To see intuitively why this is the case, we can add some more lines to his diagram: enter image description here

The thick blue curve is the function to be integrated, the upper diagonal line is the top of the trapezoid from the trapezoidal rule, and the bottom diagonal line (which is tangent to the blue curve) is the top of the trapezoid with the same area as the rectangle given by the midpoint rule. The area of the blue shaded region is the error $E_T$ from the trapezoidal rule, and the area of the orange shaded region is (the absolute value of) the error $E_M$ from the midpoint rule. The middle diagonal lines connect the endpoints of the function's curve and its horizontal midpoint.

The entire shaded region is yet another trapezoid (the top and bottom sides are not quite parallel in general, but the side sides are). The vertical line running above the midpoint divides it into two sub-trapezoids. Each sub-trapezoid's diagonal divides it into two triangles that aren't quite congruent (because the parallel sides have slightly different lengths), but are very close to congruent if the function is reasonably close to linear over the interval, so these pairs of triangles have approximately equal areas. If the function's curve matched these diagonals, then the two rules would give (almost) equal and opposite errors, but we see from the fact that the curve is always to one side of these diagonals that the blue region has larger area ($E_T$) than the orange region ($E_M$).

We can roughly motivate the factor of 2 difference by noting that if you subtract off the lower large diagonal line (which makes the top line approximately horizontal as well, at this order), then the curve is more or less a parabola whose vertex is the midpoint - and it's a standard fact that over an interval that's symmetric about and tangent to any parabola's vertex, the area on the parabola's concave side is twice the area on its convex side.

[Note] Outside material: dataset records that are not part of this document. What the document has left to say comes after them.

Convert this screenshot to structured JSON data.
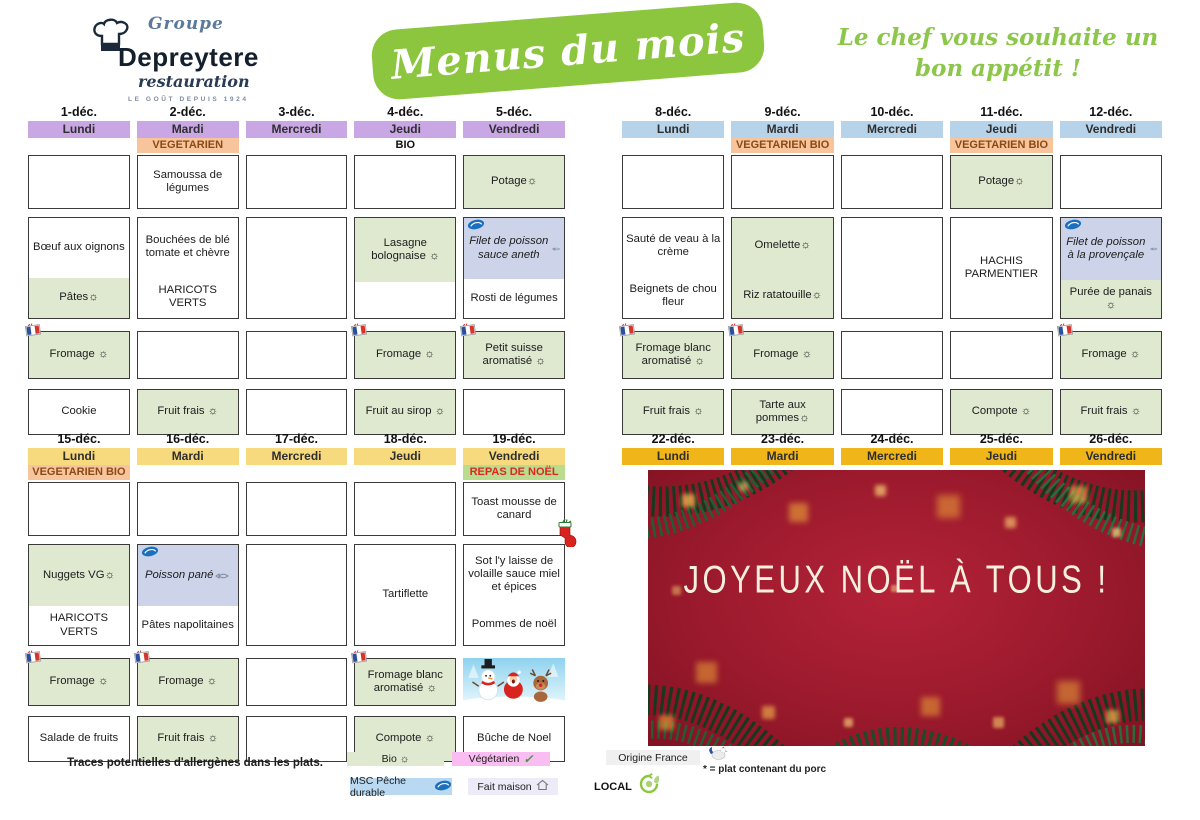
{
  "header": {
    "logo": {
      "group": "Groupe",
      "name": "Depreytere",
      "sub": "restauration",
      "tagline": "LE GOÛT DEPUIS 1924"
    },
    "title": "Menus du mois",
    "greeting_line1": "Le chef vous souhaite un",
    "greeting_line2": "bon appétit !"
  },
  "palette": {
    "white": "#ffffff",
    "green": "#dfe9d0",
    "blue": "#cdd4e9"
  },
  "sub_colors": {
    "orange_bg": "#f7c49c",
    "orange_fg": "#8a4a16",
    "noel_bg": "#b9dc8f",
    "noel_fg": "#e2261d"
  },
  "icons": {
    "flag": "france-flag-icon",
    "msc": "msc-fish-icon",
    "fish": "fish-icon",
    "stocking": "christmas-stocking-icon",
    "snowman": "snowmen-santa-reindeer-image",
    "rooster": "rooster-icon",
    "house": "house-icon",
    "local": "local-leaf-icon",
    "check": "checkmark-icon"
  },
  "weeks": [
    {
      "id": "week1",
      "band": "#c9a6e4",
      "has_sub": true,
      "days": [
        {
          "date": "1-déc.",
          "day": "Lundi",
          "cells": [
            {
              "segments": [
                {
                  "text": "",
                  "bg": "white"
                }
              ]
            },
            {
              "segments": [
                {
                  "text": "Bœuf aux oignons",
                  "bg": "white",
                  "flex": 1.5
                },
                {
                  "text": "Pâtes☼",
                  "bg": "green"
                }
              ]
            },
            {
              "flag": true,
              "segments": [
                {
                  "text": "Fromage ☼",
                  "bg": "green"
                }
              ]
            },
            {
              "segments": [
                {
                  "text": "Cookie",
                  "bg": "white"
                }
              ]
            }
          ]
        },
        {
          "date": "2-déc.",
          "day": "Mardi",
          "sub": {
            "text": "VEGETARIEN",
            "bg": "orange"
          },
          "cells": [
            {
              "segments": [
                {
                  "text": "Samoussa de légumes",
                  "bg": "white"
                }
              ]
            },
            {
              "segments": [
                {
                  "text": "Bouchées de blé tomate et chèvre",
                  "bg": "white",
                  "flex": 1.4
                },
                {
                  "text": "HARICOTS VERTS",
                  "bg": "white"
                }
              ]
            },
            {
              "segments": [
                {
                  "text": "",
                  "bg": "white"
                }
              ]
            },
            {
              "segments": [
                {
                  "text": "Fruit frais ☼",
                  "bg": "green"
                }
              ]
            }
          ]
        },
        {
          "date": "3-déc.",
          "day": "Mercredi",
          "cells": [
            {
              "segments": [
                {
                  "text": "",
                  "bg": "white"
                }
              ]
            },
            {
              "segments": [
                {
                  "text": "",
                  "bg": "white"
                }
              ]
            },
            {
              "segments": [
                {
                  "text": "",
                  "bg": "white"
                }
              ]
            },
            {
              "segments": [
                {
                  "text": "",
                  "bg": "white"
                }
              ]
            }
          ]
        },
        {
          "date": "4-déc.",
          "day": "Jeudi",
          "sub": {
            "text": "BIO",
            "bg": "none"
          },
          "cells": [
            {
              "segments": [
                {
                  "text": "",
                  "bg": "white"
                }
              ]
            },
            {
              "segments": [
                {
                  "text": "Lasagne bolognaise ☼",
                  "bg": "green",
                  "flex": 1.8
                },
                {
                  "text": "",
                  "bg": "white"
                }
              ]
            },
            {
              "flag": true,
              "segments": [
                {
                  "text": "Fromage ☼",
                  "bg": "green"
                }
              ]
            },
            {
              "segments": [
                {
                  "text": "Fruit au sirop ☼",
                  "bg": "green"
                }
              ]
            }
          ]
        },
        {
          "date": "5-déc.",
          "day": "Vendredi",
          "cells": [
            {
              "segments": [
                {
                  "text": "Potage☼",
                  "bg": "green"
                }
              ]
            },
            {
              "msc": true,
              "segments": [
                {
                  "text": "Filet de poisson sauce aneth",
                  "bg": "blue",
                  "italic": true,
                  "fish": true,
                  "flex": 1.6
                },
                {
                  "text": "Rosti de légumes",
                  "bg": "white"
                }
              ]
            },
            {
              "flag": true,
              "segments": [
                {
                  "text": "Petit suisse aromatisé ☼",
                  "bg": "green"
                }
              ]
            },
            {
              "segments": [
                {
                  "text": "",
                  "bg": "white"
                }
              ]
            }
          ]
        }
      ]
    },
    {
      "id": "week2",
      "band": "#b7d3ea",
      "has_sub": true,
      "days": [
        {
          "date": "8-déc.",
          "day": "Lundi",
          "cells": [
            {
              "segments": [
                {
                  "text": "",
                  "bg": "white"
                }
              ]
            },
            {
              "segments": [
                {
                  "text": "Sauté de veau à la crème",
                  "bg": "white",
                  "flex": 1.3
                },
                {
                  "text": "Beignets de chou fleur",
                  "bg": "white"
                }
              ]
            },
            {
              "flag": true,
              "segments": [
                {
                  "text": "Fromage blanc aromatisé ☼",
                  "bg": "green"
                }
              ]
            },
            {
              "segments": [
                {
                  "text": "Fruit frais ☼",
                  "bg": "green"
                }
              ]
            }
          ]
        },
        {
          "date": "9-déc.",
          "day": "Mardi",
          "sub": {
            "text": "VEGETARIEN BIO",
            "bg": "orange"
          },
          "cells": [
            {
              "segments": [
                {
                  "text": "",
                  "bg": "white"
                }
              ]
            },
            {
              "segments": [
                {
                  "text": "Omelette☼",
                  "bg": "green",
                  "flex": 1.3
                },
                {
                  "text": "Riz ratatouille☼",
                  "bg": "green"
                }
              ]
            },
            {
              "flag": true,
              "segments": [
                {
                  "text": "Fromage ☼",
                  "bg": "green"
                }
              ]
            },
            {
              "segments": [
                {
                  "text": "Tarte aux pommes☼",
                  "bg": "green"
                }
              ]
            }
          ]
        },
        {
          "date": "10-déc.",
          "day": "Mercredi",
          "cells": [
            {
              "segments": [
                {
                  "text": "",
                  "bg": "white"
                }
              ]
            },
            {
              "segments": [
                {
                  "text": "",
                  "bg": "white"
                }
              ]
            },
            {
              "segments": [
                {
                  "text": "",
                  "bg": "white"
                }
              ]
            },
            {
              "segments": [
                {
                  "text": "",
                  "bg": "white"
                }
              ]
            }
          ]
        },
        {
          "date": "11-déc.",
          "day": "Jeudi",
          "sub": {
            "text": "VEGETARIEN BIO",
            "bg": "orange"
          },
          "cells": [
            {
              "segments": [
                {
                  "text": "Potage☼",
                  "bg": "green"
                }
              ]
            },
            {
              "segments": [
                {
                  "text": "HACHIS PARMENTIER",
                  "bg": "white"
                }
              ]
            },
            {
              "segments": [
                {
                  "text": "",
                  "bg": "white"
                }
              ]
            },
            {
              "segments": [
                {
                  "text": "Compote ☼",
                  "bg": "green"
                }
              ]
            }
          ]
        },
        {
          "date": "12-déc.",
          "day": "Vendredi",
          "cells": [
            {
              "segments": [
                {
                  "text": "",
                  "bg": "white"
                }
              ]
            },
            {
              "msc": true,
              "segments": [
                {
                  "text": "Filet de poisson à la provençale",
                  "bg": "blue",
                  "italic": true,
                  "fish": true,
                  "flex": 1.7
                },
                {
                  "text": "Purée de panais ☼",
                  "bg": "green"
                }
              ]
            },
            {
              "flag": true,
              "segments": [
                {
                  "text": "Fromage ☼",
                  "bg": "green"
                }
              ]
            },
            {
              "segments": [
                {
                  "text": "Fruit frais ☼",
                  "bg": "green"
                }
              ]
            }
          ]
        }
      ]
    },
    {
      "id": "week3",
      "band": "#f7da7e",
      "has_sub": true,
      "days": [
        {
          "date": "15-déc.",
          "day": "Lundi",
          "sub": {
            "text": "VEGETARIEN BIO",
            "bg": "orange"
          },
          "cells": [
            {
              "segments": [
                {
                  "text": "",
                  "bg": "white"
                }
              ]
            },
            {
              "segments": [
                {
                  "text": "Nuggets VG☼",
                  "bg": "green",
                  "flex": 1.6
                },
                {
                  "text": "HARICOTS VERTS",
                  "bg": "white"
                }
              ]
            },
            {
              "flag": true,
              "segments": [
                {
                  "text": "Fromage ☼",
                  "bg": "green"
                }
              ]
            },
            {
              "segments": [
                {
                  "text": "Salade de fruits",
                  "bg": "white"
                }
              ]
            }
          ]
        },
        {
          "date": "16-déc.",
          "day": "Mardi",
          "cells": [
            {
              "segments": [
                {
                  "text": "",
                  "bg": "white"
                }
              ]
            },
            {
              "msc": true,
              "segments": [
                {
                  "text": "Poisson pané",
                  "bg": "blue",
                  "italic": true,
                  "fish": true,
                  "flex": 1.6
                },
                {
                  "text": "Pâtes napolitaines",
                  "bg": "white"
                }
              ]
            },
            {
              "flag": true,
              "segments": [
                {
                  "text": "Fromage ☼",
                  "bg": "green"
                }
              ]
            },
            {
              "segments": [
                {
                  "text": "Fruit frais ☼",
                  "bg": "green"
                }
              ]
            }
          ]
        },
        {
          "date": "17-déc.",
          "day": "Mercredi",
          "cells": [
            {
              "segments": [
                {
                  "text": "",
                  "bg": "white"
                }
              ]
            },
            {
              "segments": [
                {
                  "text": "",
                  "bg": "white"
                }
              ]
            },
            {
              "segments": [
                {
                  "text": "",
                  "bg": "white"
                }
              ]
            },
            {
              "segments": [
                {
                  "text": "",
                  "bg": "white"
                }
              ]
            }
          ]
        },
        {
          "date": "18-déc.",
          "day": "Jeudi",
          "cells": [
            {
              "segments": [
                {
                  "text": "",
                  "bg": "white"
                }
              ]
            },
            {
              "segments": [
                {
                  "text": "Tartiflette",
                  "bg": "white"
                }
              ]
            },
            {
              "flag": true,
              "segments": [
                {
                  "text": "Fromage blanc aromatisé ☼",
                  "bg": "green"
                }
              ]
            },
            {
              "segments": [
                {
                  "text": "Compote ☼",
                  "bg": "green"
                }
              ]
            }
          ]
        },
        {
          "date": "19-déc.",
          "day": "Vendredi",
          "sub": {
            "text": "REPAS DE NOËL",
            "bg": "noel"
          },
          "cells": [
            {
              "stocking": true,
              "segments": [
                {
                  "text": "Toast mousse de canard",
                  "bg": "white"
                }
              ]
            },
            {
              "segments": [
                {
                  "text": "Sot l'y laisse de volaille sauce miel et épices",
                  "bg": "white",
                  "flex": 1.5
                },
                {
                  "text": "Pommes de noël",
                  "bg": "white"
                }
              ]
            },
            {
              "image": "snowman"
            },
            {
              "segments": [
                {
                  "text": "Bûche de Noel",
                  "bg": "white"
                }
              ]
            }
          ]
        }
      ]
    },
    {
      "id": "week4",
      "band": "#f0b519",
      "has_sub": false,
      "days": [
        {
          "date": "22-déc.",
          "day": "Lundi"
        },
        {
          "date": "23-déc.",
          "day": "Mardi"
        },
        {
          "date": "24-déc.",
          "day": "Mercredi"
        },
        {
          "date": "25-déc.",
          "day": "Jeudi"
        },
        {
          "date": "26-déc.",
          "day": "Vendredi"
        }
      ]
    }
  ],
  "xmas": {
    "message": "JOYEUX NOËL À TOUS !"
  },
  "legend": {
    "allergen_note": "Traces potentielles d'allergènes dans les plats.",
    "bio": "Bio ☼",
    "vegetarien": "Végétarien",
    "vegetarien_check": "✓",
    "msc": "MSC Pêche durable",
    "fait_maison": "Fait maison",
    "origine_france": "Origine France",
    "porc_note": "* = plat contenant du porc",
    "local": "LOCAL",
    "colors": {
      "bio_bg": "#dfe9d0",
      "veg_bg": "#f9bdf2",
      "msc_bg": "#b9d8f2",
      "fait_maison_bg": "#edebf7",
      "origine_bg": "#f0f0f0"
    }
  }
}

This (heuristic) last step assumed that the function is close to parabolic, but it remains true if we consider an arbitrary cubic polynomial as well, because you can treat it as the sum of a quadratic term (to which the previous argument will apply) and a cubic term that vanishes at the endpoints and the midpoint. This cubic piece must be odd about the midpoint, so its integral will vanish and we can reuse the reasoning above from the simpler quadratic case.